To start with, this learned, laudable, landmark and latest judgment authored by a single Judge Bench comprising of Hon’ble Justice Chander Bhusan Barowalia sets the ball rolling by first and foremost putting forth in para 1 that, “By way of present writ petition, the petitioner has prayed for the following substantive reliefs:

“(i) That impugned letter date 01.09.2009, Annexure A-15, and order dated 10.10.2014, Annexure A-17, denying pay parity to the applicant at par with another Librarian, Sh. P.K. Kaushal of the respondent department and Assistant Librarians of Education Department may be quashed.

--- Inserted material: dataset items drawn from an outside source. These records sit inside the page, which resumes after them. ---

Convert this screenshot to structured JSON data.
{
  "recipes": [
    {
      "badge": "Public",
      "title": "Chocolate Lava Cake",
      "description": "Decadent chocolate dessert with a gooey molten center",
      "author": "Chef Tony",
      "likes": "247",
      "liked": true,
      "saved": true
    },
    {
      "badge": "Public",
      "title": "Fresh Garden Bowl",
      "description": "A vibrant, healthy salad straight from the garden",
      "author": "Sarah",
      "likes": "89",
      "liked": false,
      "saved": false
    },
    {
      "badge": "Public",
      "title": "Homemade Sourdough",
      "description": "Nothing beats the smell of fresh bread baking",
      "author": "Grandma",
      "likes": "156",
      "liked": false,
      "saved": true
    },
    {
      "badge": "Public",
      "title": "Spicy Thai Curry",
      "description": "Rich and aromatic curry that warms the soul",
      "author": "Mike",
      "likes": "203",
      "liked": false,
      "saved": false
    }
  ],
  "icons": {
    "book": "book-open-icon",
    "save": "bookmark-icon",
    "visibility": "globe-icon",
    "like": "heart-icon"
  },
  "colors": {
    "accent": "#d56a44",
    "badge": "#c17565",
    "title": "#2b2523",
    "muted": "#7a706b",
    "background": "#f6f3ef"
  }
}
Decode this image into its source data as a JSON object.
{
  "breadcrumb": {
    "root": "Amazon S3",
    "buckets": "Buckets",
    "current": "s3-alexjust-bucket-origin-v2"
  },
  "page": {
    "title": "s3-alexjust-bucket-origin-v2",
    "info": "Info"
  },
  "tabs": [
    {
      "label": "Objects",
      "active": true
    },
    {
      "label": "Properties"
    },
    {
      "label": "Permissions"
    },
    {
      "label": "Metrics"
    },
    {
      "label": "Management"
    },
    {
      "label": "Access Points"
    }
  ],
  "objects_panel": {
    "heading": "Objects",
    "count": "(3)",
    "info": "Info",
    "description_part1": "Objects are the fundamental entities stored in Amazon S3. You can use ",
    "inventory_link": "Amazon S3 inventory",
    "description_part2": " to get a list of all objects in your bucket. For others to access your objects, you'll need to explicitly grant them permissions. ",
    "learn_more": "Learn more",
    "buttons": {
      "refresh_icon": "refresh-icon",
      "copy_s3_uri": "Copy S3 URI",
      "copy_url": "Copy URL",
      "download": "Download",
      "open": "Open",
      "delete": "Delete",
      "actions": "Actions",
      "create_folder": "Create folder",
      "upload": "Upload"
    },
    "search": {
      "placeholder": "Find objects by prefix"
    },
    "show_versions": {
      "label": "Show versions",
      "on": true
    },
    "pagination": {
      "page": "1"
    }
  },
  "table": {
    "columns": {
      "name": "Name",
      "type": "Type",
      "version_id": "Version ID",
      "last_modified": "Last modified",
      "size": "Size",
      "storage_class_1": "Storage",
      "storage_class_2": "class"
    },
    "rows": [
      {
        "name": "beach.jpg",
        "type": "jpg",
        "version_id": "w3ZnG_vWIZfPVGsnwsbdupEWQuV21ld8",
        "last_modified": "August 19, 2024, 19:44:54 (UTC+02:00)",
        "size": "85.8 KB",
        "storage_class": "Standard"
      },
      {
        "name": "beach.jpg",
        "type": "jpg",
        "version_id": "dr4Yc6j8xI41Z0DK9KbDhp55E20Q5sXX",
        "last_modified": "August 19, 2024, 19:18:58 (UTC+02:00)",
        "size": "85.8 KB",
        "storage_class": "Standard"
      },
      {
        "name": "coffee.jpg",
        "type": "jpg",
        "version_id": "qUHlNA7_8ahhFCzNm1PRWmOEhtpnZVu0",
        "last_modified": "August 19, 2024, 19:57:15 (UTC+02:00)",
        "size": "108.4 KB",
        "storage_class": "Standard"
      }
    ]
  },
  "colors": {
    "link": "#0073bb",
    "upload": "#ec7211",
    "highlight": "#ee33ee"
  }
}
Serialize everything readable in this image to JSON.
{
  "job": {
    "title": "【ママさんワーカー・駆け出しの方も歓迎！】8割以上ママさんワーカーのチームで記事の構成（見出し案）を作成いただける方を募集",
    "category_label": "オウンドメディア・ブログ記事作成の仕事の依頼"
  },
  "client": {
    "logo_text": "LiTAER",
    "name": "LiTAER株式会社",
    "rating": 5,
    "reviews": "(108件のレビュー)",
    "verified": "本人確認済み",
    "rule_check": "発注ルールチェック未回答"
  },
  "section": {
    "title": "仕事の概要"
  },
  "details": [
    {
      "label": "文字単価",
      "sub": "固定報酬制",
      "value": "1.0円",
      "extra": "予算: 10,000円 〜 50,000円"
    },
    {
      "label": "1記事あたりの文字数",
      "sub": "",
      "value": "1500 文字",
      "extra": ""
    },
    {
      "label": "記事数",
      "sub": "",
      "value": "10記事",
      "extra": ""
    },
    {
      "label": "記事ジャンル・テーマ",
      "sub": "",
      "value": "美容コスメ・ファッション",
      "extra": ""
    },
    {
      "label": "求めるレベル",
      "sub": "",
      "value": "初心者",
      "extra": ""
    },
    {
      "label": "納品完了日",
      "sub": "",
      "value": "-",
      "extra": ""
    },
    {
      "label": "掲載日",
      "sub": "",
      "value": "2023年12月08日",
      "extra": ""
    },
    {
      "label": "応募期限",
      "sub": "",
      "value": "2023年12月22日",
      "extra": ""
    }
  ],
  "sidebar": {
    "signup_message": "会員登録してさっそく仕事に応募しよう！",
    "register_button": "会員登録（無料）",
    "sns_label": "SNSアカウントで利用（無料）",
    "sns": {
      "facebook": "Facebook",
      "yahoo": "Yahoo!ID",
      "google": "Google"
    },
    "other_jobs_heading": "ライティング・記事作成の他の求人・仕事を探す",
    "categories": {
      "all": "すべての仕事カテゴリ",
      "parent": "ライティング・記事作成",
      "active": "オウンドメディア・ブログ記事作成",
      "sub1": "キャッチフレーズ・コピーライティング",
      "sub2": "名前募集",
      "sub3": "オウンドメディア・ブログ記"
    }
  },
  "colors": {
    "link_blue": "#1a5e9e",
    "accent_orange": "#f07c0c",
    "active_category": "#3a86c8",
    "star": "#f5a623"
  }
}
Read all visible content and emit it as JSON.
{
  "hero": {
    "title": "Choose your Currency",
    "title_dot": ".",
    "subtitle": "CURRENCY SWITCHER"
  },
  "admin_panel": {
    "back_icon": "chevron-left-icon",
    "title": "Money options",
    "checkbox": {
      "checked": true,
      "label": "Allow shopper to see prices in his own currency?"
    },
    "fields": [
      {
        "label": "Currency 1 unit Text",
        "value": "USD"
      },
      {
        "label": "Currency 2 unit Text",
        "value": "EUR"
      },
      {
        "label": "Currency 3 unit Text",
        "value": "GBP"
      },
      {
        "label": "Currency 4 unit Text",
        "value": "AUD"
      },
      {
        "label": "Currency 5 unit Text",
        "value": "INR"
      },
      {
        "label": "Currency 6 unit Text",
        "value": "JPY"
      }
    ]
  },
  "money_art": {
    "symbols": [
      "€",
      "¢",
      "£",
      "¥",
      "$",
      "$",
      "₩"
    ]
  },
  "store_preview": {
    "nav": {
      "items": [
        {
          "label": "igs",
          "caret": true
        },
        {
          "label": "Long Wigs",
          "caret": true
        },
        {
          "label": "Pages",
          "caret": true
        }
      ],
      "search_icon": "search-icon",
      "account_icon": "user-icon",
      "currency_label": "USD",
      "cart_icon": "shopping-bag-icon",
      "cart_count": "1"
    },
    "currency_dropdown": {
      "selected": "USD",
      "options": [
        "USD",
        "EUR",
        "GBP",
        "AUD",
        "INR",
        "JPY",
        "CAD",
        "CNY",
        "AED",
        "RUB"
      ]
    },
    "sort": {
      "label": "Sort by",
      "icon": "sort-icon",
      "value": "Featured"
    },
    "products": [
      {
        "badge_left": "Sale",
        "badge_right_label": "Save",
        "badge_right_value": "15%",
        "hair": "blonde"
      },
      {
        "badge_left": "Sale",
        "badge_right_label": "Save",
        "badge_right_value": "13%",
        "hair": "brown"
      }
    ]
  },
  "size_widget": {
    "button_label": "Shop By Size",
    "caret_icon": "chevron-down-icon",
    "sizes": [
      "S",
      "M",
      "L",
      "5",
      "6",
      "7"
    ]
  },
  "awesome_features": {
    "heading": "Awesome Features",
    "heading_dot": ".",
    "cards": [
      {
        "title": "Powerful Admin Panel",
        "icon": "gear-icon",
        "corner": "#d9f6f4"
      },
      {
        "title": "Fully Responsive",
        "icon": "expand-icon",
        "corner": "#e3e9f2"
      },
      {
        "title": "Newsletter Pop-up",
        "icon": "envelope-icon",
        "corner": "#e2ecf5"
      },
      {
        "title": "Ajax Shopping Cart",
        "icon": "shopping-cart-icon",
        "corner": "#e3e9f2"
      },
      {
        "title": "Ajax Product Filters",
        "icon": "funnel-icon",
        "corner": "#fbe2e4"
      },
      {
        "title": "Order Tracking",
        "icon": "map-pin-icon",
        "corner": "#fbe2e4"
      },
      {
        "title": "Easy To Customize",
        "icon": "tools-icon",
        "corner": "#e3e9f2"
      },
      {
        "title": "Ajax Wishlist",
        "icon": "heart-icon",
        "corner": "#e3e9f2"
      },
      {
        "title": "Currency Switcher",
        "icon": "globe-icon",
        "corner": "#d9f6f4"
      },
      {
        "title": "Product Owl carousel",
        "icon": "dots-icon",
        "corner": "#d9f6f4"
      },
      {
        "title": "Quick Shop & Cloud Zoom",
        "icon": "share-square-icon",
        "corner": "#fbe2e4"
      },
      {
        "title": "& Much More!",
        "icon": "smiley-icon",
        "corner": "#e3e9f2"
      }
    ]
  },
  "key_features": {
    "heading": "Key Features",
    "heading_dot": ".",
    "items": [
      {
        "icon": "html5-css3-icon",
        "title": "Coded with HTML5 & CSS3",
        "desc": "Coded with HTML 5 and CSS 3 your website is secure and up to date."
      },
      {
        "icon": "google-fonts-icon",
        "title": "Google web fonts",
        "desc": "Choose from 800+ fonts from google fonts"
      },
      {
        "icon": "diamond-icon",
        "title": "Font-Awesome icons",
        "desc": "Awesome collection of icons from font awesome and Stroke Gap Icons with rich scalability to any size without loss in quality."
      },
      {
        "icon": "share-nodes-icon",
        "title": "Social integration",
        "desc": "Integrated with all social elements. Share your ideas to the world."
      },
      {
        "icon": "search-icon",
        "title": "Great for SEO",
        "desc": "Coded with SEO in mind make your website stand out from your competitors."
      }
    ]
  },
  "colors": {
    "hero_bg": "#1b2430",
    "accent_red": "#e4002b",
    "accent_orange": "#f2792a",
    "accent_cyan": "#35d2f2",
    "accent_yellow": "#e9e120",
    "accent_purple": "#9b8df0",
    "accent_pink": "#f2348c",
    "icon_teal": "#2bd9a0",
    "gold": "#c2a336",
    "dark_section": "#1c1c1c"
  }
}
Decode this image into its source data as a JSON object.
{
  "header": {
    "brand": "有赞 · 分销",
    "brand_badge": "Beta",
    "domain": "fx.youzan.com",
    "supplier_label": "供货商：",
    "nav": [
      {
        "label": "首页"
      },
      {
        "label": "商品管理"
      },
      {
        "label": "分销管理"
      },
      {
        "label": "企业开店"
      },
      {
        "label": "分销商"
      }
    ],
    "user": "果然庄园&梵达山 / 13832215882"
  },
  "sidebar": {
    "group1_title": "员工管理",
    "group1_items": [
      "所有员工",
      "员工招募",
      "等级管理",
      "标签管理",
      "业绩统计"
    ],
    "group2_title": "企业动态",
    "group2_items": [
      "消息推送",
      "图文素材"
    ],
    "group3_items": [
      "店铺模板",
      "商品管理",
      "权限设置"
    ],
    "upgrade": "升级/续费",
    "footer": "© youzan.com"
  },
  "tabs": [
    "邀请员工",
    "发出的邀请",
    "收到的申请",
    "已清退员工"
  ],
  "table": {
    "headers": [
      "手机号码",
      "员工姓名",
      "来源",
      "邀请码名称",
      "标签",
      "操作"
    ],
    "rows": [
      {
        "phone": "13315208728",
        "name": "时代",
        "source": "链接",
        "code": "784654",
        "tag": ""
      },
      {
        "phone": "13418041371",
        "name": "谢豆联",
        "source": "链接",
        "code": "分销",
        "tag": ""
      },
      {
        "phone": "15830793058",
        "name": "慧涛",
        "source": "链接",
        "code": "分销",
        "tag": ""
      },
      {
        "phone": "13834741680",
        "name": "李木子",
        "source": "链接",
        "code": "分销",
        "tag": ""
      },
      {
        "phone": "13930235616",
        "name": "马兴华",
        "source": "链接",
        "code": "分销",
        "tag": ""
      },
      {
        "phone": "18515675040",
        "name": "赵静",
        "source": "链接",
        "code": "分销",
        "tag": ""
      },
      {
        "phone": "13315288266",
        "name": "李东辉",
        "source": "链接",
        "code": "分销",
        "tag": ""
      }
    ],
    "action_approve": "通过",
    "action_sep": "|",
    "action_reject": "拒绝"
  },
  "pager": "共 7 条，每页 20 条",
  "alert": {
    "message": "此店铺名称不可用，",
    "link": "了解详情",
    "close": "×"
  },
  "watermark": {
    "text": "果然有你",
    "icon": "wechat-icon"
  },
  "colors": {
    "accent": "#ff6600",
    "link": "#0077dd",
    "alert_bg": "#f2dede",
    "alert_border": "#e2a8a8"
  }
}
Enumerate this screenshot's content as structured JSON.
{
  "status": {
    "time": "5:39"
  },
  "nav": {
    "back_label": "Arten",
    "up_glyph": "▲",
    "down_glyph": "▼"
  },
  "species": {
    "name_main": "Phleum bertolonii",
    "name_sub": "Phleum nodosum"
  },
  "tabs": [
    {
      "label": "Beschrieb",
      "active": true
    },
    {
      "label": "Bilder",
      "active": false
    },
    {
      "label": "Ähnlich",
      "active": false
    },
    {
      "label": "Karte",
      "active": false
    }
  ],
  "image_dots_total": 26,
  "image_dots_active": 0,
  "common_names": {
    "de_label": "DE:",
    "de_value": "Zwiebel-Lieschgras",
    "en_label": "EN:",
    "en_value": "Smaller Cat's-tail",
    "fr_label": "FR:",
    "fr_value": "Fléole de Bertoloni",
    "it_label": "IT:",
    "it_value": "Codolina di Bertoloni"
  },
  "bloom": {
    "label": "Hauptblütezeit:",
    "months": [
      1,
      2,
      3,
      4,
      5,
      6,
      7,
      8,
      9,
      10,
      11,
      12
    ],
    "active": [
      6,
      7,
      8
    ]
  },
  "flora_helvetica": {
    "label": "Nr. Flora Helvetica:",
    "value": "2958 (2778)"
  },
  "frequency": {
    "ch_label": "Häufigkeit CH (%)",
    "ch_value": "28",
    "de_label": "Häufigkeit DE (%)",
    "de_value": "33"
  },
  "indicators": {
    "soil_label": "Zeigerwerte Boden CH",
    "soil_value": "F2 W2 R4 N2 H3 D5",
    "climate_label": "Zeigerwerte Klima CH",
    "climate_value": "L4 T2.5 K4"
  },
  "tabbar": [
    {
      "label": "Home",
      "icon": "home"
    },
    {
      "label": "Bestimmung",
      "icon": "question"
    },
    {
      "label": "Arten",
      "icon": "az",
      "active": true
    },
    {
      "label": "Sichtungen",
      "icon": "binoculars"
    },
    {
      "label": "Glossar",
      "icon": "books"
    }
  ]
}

(ii) That respondents may be directed to allow to the applicant pay scale of Rs. 700-1200 w.e.f 201.12.1983, pay scale of Rs. 1640-2925 w.e.f from 01.01.1986 with further corresponding revision from 01.01.1996 and 01.01.2006, with all consequential benefits.

(iii) That as a result of revision of pay scale of applicant w.e.f 20.12.1983, he may be held entitled to revisions of his retrial benefits on account of his retirement from service as Librarian 31.12.2007 with all consequential benefits.””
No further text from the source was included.